From a clinical standpoint, fatigue is one of the most common but least discussed symptoms patients report. It sits at the intersection of physical and mental health. Emotional stress, anxiety, depression, sleep disorders, and burnout can all cause overwhelming tiredness. At the same time, several medical conditions present primarily as easy fatigability—long before more obvious symptoms appear.

When tiredness feels “inappropriate”—out of proportion to activity levels, worsening over time, or interfering with daily functioning—it often points to an organic cause. Anaemia, for example, is a frequent and easily missed reason, especially in women. Reduced oxygen-carrying capacity means the body has to work harder for routine tasks, leading to constant exhaustion.

From a cardiologist’s perspective, the expert said, one trend is increasingly concerning: coronary artery disease (CAD) presenting as fatigue rather than chest pain. Traditionally associated with older adults, CAD is now being seen in younger and middle-aged individuals who otherwise consider themselves active and healthy.
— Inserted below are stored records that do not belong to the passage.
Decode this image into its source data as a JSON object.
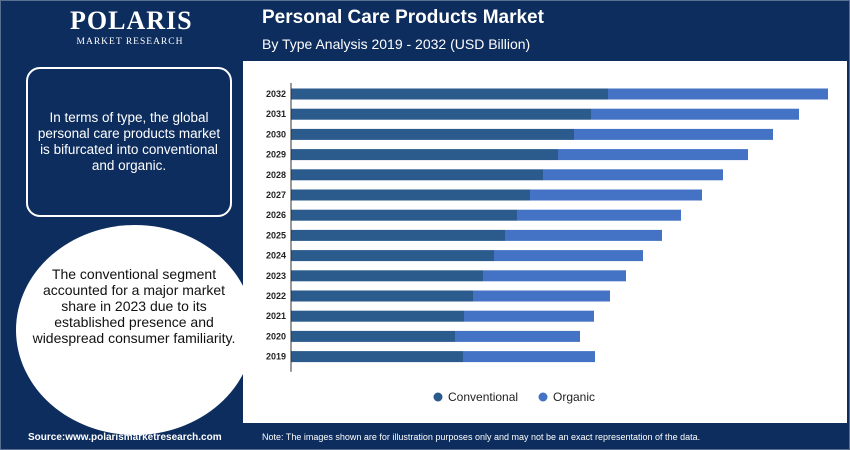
{
  "logo": {
    "name": "POLARIS",
    "sub": "MARKET RESEARCH"
  },
  "header": {
    "title": "Personal Care Products Market",
    "subtitle": "By Type Analysis 2019 - 2032 (USD Billion)"
  },
  "panel": {
    "text": "In terms of type, the global personal care products market is bifurcated into conventional and organic."
  },
  "highlight": {
    "text": "The conventional segment accounted for a major market share in 2023 due to its established presence and widespread consumer familiarity."
  },
  "footer": {
    "source": "Source:www.polarismarketresearch.com",
    "note": "Note: The images shown are for illustration purposes only and may not be an exact representation of the data."
  },
  "chart_data": {
    "type": "bar",
    "orientation": "horizontal",
    "stacked": true,
    "categories": [
      "2032",
      "2031",
      "2030",
      "2029",
      "2028",
      "2027",
      "2026",
      "2025",
      "2024",
      "2023",
      "2022",
      "2021",
      "2020",
      "2019"
    ],
    "series": [
      {
        "name": "Conventional",
        "color": "#2b5a8c",
        "values": [
          317,
          300,
          283,
          267,
          252,
          239,
          226,
          214,
          203,
          192,
          182,
          173,
          164,
          172
        ]
      },
      {
        "name": "Organic",
        "color": "#4472c4",
        "values": [
          220,
          208,
          199,
          190,
          180,
          172,
          164,
          157,
          149,
          143,
          137,
          130,
          125,
          132
        ]
      }
    ],
    "legend": "bottom-center",
    "grid": false
  }
}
Many of them do not complain of classic symptoms. Instead, they notice a drop in stamina, breathlessness on exertion, or an inability to recover after routine physical activity.

Lifestyle factors play a major role here. Sedentary work patterns, smoking, poor dietary habits, unmanaged stress, and lack of regular exercise quietly accelerate vascular disease. Over time, reduced blood flow to the heart muscle limits its efficiency. The result is not always pain, but a persistent sense of tiredness that no amount of rest seems to fix.

Coronary artery disease is not the only cardiac condition where fatigue dominates the picture. Valvular heart diseases can reduce effective circulation, cardiomyopathies can impair the heart’s pumping capacity, and pulmonary hypertension places excessive strain on the right side of the heart. In all these conditions, fatigue is often the earliest symptom patients notice, long before swelling, palpitations, or overt breathlessness develop.

This is why dismissing chronic tiredness as “normal” can be risky. Fatigue that is new, progressive, or associated with reduced exercise tolerance should prompt medical evaluation. Early work-up—through blood tests, cardiac imaging, stress testing, or echocardiography—can identify reversible or manageable conditions before they progress.

The message is not that every tired person has heart disease. But when fatigue persists despite adequate rest, when it limits once easy activities, or when it coexists with risk factors such as smoking, hypertension, diabetes, or a family history of heart disease, it should not be ignored.

Listening to the body early often allows timely intervention—and in cardiology, early action can significantly change outcomes. Sometimes, tiredness is simply a sign that life needs recalibration. At other times, it is the heart asking to be heard.